Michael caught the solar power bug after purchasing components to cobble together a small off-grid PV system in 2008. He's been reporting on Australian and international solar energy news ever since.

Comments

  1. Geoff Miell says

    The Independent Planning Commission NSW (IPCN) is currently determining whether to approve or reject the proposed Vickery Extension Project.
    See: https://www.ipcn.nsw.gov.au/projects/2020/03/vickery-extension-project

    On July 2 (Day 1) and 3 (Day 2), the IPCN conducted electronic public hearings for registered speakers wishing to speak on the matter. Today, the IPCN published the transcripts for these electronic public hearings.

    Climate scientist Professor Will Steffen spoke on Day 2, with statements that included (on transcript page 27):

    “To cut this – cut right to the quick here, 1.5 degrees Celsius is now impossible.” …

    “The upper Paris target of well below two, which I take as around 1.8, is barely possible but only if we make immediate and deep emission cuts aiming to cut our emissions in half by 2030 – that’s a 50 per cent reduction – and eliminate them by 2040. Net zero by 2050 is too late.”
    See: https://www.ipcn.nsw.gov.au/resources/pac/media/files/pac/transcripts-and-material/2020/vickery/200703-vickery-extension-project–public-hearing-day-2-transcript.pdf

    I’d suggest the scientific evidence (per Steffen) is indicating that the NT target for “Slashing emissions to achieve net zero emissions by 2050” is too late and inadequate.

    Climate Council CEO Amanda McKenzie is quoted as saying: “Australia will be out of fossil fuels by 2050.”

    I’d suggest Australia needs to be out of all fossil fuels by 2040.

  2. Geoff Miell says

    The article above states:

    “In June last year, the Code of Practice for the NT’s onshore gas industry was finalised; opening the door to a bunch of related emissions. It hasn’t been a smooth road since for fracking hopefuls, with recent world events creating uncertainty. But the potential remains.”

    The Independent Planning Commission NSW (IPCN) is currently determining whether to approve or reject the proposed Narrabri CSG Project.
    See: https://www.ipcn.nsw.gov.au/projects/2020/03/narrabri-gas-project

    On July 15, the IPCN issued a press release including:

    “The state’s Independent Planning Commission will hear from a record number of interested stakeholders when it conducts an electronic Public Hearing into the contentious Narrabri Gas Project next week.

    The virtual event will allow those for and against the $3.6 billion coal seam gas project to present their views to Commissioners Steve O’Connor (Panel Chair), John Hann and Professor Snow Barlow prior to them making a final decision.

    Four hundred and four people (404) have registered to speak at the hearing, which will be extended from five to seven days to ensure everyone gets to have their say.
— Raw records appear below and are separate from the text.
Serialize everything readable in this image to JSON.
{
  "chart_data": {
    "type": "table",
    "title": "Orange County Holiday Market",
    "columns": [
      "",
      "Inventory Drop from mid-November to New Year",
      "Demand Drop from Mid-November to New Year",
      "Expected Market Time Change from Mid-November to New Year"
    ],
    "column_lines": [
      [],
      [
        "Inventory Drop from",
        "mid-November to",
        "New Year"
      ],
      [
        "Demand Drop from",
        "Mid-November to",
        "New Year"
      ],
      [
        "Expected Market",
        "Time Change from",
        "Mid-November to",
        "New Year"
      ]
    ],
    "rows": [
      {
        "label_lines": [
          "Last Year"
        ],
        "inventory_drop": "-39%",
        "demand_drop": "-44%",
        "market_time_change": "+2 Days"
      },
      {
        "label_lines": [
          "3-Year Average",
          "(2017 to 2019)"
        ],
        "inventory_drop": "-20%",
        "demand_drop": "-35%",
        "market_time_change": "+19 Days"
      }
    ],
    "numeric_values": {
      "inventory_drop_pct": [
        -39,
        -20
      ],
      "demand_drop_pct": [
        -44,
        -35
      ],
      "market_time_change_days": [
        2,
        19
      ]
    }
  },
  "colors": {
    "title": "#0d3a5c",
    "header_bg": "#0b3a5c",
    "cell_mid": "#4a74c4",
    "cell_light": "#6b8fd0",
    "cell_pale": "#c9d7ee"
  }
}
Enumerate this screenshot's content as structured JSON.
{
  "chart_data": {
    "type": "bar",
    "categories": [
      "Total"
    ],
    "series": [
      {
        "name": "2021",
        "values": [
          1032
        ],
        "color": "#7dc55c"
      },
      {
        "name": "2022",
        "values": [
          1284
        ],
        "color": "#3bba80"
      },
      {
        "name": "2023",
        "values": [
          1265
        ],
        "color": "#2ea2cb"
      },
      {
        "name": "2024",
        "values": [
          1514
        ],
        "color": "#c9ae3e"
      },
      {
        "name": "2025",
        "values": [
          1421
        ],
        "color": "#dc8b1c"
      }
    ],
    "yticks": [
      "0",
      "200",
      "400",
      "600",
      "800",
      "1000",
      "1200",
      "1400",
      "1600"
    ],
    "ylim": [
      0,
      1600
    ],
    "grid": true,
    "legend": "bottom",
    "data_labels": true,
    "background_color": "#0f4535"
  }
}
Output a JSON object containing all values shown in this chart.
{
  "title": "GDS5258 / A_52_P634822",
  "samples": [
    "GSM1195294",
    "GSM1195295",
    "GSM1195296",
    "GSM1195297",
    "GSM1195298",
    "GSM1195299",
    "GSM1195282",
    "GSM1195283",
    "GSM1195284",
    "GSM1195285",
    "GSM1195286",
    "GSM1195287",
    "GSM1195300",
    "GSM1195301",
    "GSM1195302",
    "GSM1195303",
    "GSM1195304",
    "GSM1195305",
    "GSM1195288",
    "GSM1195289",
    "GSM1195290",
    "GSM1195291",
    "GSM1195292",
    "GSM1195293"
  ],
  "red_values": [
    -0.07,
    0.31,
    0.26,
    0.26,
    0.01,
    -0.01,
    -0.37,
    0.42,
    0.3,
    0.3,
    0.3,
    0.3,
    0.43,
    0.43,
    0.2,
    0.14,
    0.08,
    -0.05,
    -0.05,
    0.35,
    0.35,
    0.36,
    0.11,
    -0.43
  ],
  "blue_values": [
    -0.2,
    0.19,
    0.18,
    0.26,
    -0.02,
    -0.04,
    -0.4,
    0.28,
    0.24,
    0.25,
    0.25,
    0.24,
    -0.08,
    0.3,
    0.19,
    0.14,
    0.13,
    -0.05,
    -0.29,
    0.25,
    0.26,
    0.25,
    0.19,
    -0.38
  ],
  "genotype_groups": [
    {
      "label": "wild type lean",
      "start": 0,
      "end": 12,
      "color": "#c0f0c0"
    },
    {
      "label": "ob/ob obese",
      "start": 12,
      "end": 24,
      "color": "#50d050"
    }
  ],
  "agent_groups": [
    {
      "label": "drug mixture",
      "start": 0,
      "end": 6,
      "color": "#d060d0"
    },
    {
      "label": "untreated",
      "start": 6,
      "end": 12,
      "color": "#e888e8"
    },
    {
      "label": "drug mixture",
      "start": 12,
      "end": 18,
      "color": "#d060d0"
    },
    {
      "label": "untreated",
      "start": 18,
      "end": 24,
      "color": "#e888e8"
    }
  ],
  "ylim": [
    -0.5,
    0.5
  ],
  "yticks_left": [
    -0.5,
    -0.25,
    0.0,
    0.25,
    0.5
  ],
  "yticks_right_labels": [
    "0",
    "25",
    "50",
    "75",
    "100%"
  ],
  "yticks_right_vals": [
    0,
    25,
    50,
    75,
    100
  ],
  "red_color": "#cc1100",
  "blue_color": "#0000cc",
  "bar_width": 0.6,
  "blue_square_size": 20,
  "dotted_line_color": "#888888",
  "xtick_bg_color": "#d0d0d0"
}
The electronic Public Hearing will be held from Monday 20 July to Saturday 25 July, and on Saturday 1 August commencing at 9.30am AEST daily.”
    See: https://www.ipcn.nsw.gov.au/resources/pac/media/files/pac/general/200715narrabri-gas-project-public-hearingfinal.pdf?la=en&hash=31A26E0AB3140185BD4266224B3E3C55

    I’d suggest there is clear evidence of strongly held public sentiment (at least in NSW) against more gas projects, based on the enormous number of submissions already published by the IPCN objecting to this CSG project.

    Meanwhile, Australia’s lucrative exports of natural gas are being hit hard by a global gas supply glut and the coronavirus crisis destroying demand, with dozens of cargoes either anchored offshore or idling at sea as Asian buyers delay deliveries.
    See: https://www.smh.com.au/business/the-economy/australia-s-lng-tankers-sitting-idle-as-global-supply-glut-covid-start-to-bite-20200615-p552oh.html
    Also: https://www.smh.com.au/business/the-economy/sailing-around-in-circles-lng-tankers-idle-at-sea-as-buyers-delay-cargoes-20200716-p55cou.html

    Like the NSW government is finding with the proposed Narrabri CSG Project, the NT government may also find a strong public sentiment against fracking of onshore unconventional shale gas reservoirs in the NT.